As the guest enters from the other side of the stage, Allyn reads the introduction, as provided by author Kendra Conine:

Ashley Vaandere [Pronunciation: Van-dare-uh] Optimistic, perky teen a bit wiser than her years. A lover of dancing. Athletic, clever, but a little lacking on the trusting side. Uncanny skill when it comes to battle.

“Welcome, Ashley!” Will greets the girl now seated in the chair across from his own. “So glad you could join me. First things first – tell the audience the story of how we met! Because darned if I can remember; we’ve been inter-authorial friends for ages!”

“It was so long ago!” Ashley exclaims, throwing her arms up in very firm emphasis. “Well, it was during a Blogfest on Flame Writer, I believe!”

“Your author’s blog, yes? And?”

“I had been given a personal interview or blog post of some kind, and you commented that I was hot.”

The sound of palm smacking forehead comes from off-camera. “An all-too-likely story.”

“I know, right?” Will tosses a smirk over his shoulder at Allyn. “I get around, like that. What happened then, Ashley?”

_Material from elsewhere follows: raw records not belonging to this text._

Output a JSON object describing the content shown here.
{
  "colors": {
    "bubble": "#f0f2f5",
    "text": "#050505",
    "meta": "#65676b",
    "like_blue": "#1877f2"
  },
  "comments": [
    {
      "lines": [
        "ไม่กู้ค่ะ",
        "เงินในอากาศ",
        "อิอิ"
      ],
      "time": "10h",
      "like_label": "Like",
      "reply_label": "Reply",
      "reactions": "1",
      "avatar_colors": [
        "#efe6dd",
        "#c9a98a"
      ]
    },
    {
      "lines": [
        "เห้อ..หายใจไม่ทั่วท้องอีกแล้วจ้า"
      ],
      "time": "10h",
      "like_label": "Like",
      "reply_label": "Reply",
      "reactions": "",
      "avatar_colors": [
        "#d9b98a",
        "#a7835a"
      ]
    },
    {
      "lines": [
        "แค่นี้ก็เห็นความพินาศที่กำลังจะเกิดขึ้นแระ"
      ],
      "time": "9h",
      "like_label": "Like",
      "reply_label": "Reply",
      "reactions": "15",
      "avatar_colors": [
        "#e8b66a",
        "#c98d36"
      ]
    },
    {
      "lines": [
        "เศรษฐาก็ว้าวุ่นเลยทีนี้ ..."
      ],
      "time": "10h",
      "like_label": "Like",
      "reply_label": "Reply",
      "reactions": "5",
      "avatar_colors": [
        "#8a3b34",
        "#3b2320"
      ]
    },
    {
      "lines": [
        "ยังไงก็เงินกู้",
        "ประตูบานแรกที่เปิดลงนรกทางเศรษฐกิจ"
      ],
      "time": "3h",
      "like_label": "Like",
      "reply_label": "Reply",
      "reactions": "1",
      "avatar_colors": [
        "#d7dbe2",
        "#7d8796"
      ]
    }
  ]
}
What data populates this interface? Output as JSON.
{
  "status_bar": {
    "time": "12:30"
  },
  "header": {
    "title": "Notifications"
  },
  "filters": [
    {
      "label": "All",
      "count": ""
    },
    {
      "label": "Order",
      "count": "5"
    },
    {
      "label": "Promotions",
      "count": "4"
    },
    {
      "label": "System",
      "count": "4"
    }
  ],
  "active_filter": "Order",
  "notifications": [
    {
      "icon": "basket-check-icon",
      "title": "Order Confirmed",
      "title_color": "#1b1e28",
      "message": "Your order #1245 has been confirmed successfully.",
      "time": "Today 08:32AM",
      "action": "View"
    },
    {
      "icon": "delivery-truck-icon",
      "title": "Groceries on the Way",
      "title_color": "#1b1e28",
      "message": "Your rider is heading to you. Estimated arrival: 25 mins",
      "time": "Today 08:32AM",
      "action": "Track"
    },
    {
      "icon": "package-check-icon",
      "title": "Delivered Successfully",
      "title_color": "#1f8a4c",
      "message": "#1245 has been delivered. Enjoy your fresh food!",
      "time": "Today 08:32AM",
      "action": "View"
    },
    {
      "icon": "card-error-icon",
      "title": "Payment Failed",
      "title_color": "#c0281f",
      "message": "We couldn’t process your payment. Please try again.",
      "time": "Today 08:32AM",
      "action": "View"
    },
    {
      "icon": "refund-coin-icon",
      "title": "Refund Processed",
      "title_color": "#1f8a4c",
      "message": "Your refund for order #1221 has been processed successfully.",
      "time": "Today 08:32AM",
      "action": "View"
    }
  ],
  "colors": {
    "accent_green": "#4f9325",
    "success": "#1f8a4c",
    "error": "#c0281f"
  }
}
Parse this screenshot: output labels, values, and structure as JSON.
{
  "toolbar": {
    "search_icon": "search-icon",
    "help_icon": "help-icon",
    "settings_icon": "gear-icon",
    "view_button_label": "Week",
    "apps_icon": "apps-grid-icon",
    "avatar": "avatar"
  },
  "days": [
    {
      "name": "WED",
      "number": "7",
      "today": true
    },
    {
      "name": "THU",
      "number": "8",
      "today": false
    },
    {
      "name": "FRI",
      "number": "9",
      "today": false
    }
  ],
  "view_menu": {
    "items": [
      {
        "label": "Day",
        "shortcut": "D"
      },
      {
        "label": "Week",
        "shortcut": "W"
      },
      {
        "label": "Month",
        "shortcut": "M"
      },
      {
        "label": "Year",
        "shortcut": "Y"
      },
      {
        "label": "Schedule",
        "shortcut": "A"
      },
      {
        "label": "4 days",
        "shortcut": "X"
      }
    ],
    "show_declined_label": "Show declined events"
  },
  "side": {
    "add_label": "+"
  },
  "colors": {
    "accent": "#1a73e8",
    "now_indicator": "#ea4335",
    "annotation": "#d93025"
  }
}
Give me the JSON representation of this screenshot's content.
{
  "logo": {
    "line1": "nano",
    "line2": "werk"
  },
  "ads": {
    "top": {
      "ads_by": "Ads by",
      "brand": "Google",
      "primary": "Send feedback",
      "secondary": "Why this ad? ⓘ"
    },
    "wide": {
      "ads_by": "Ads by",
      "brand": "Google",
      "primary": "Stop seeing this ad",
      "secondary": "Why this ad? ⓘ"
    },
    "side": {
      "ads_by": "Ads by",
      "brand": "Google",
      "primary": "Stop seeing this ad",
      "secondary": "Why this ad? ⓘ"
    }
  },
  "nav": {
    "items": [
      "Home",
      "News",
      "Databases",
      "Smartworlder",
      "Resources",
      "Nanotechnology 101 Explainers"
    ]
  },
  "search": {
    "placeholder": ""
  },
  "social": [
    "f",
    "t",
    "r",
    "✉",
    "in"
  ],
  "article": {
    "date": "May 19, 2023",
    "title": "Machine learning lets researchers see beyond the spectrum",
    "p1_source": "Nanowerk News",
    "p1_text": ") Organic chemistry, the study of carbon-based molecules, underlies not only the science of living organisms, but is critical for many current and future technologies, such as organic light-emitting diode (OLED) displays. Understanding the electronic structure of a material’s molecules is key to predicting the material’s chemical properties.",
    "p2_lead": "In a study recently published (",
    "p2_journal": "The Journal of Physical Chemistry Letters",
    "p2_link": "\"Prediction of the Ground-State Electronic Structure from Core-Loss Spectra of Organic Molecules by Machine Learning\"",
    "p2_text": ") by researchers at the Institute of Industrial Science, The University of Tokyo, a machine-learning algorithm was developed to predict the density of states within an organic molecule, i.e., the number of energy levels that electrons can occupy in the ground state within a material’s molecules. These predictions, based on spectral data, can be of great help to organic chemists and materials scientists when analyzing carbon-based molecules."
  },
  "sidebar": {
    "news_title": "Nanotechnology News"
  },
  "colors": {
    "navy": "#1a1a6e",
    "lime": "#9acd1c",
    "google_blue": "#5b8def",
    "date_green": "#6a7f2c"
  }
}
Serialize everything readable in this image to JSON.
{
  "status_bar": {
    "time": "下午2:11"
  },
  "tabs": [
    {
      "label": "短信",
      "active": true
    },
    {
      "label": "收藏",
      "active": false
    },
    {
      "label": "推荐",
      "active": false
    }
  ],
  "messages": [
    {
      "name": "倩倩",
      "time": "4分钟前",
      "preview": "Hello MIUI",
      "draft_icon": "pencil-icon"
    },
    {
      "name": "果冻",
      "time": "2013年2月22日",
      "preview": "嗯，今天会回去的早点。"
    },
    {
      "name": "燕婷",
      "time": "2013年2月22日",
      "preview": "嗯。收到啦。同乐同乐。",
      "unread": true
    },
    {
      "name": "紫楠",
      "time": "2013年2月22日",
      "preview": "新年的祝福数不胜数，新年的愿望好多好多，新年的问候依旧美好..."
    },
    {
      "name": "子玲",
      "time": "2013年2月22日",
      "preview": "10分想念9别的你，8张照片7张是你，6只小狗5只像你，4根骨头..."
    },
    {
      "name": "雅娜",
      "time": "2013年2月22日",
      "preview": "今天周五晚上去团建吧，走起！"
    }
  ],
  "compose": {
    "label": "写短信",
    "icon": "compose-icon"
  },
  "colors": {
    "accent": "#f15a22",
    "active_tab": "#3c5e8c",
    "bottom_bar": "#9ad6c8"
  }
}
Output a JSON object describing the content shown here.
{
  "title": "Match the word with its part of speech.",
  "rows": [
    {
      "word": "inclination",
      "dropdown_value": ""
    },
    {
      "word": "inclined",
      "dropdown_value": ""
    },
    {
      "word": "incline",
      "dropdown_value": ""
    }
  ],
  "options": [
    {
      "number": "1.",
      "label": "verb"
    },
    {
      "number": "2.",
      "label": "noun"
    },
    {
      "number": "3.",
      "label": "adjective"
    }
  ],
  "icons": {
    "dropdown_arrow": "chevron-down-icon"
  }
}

“After that our authors exchanged e-mail addresses and Facebook accounts and we’ve hung out ever since.” She shoots him a grin.

“And a true joy it’s been! There’s little I love more than making new buddies like yourself. On that topic: Apart from me – ‘cause, y’know, let’s be fair – who would you name as your BFF?”

“Heh,” she chuckles. “Well, to be honest, it’d have to be my brother Alex. I mean, apart from him being blood, we’ve always gotten along and liked the same things, and why else would I chase him across an entire state on foot in the winter? I sure didn’t do it just for fun!” She folds her arms behind her head with a nostalgic expression. “We’re so close – and cliché – that we have friendship bracelets.” She holds up her wrist to show a simple red, orange, and yellow string bracelet. “Good times.”

“Friendship bracelets!” Will exclaims. “Why don’t the Merry Men have those? I’ll be bringing it up with Robin. Now, going back to your author’s blog: In a recent post you hijacked (to which I say, way to go, girl),” he approves with a fistbump, “you mentioned your life’s happenings include illegal cross-ocean journeys, heart-to-hearts, exploring places unseen for 2000 years, and talking to Greek gods and goddesses. Of those, which do you enjoy most, and which the least? Why and why?”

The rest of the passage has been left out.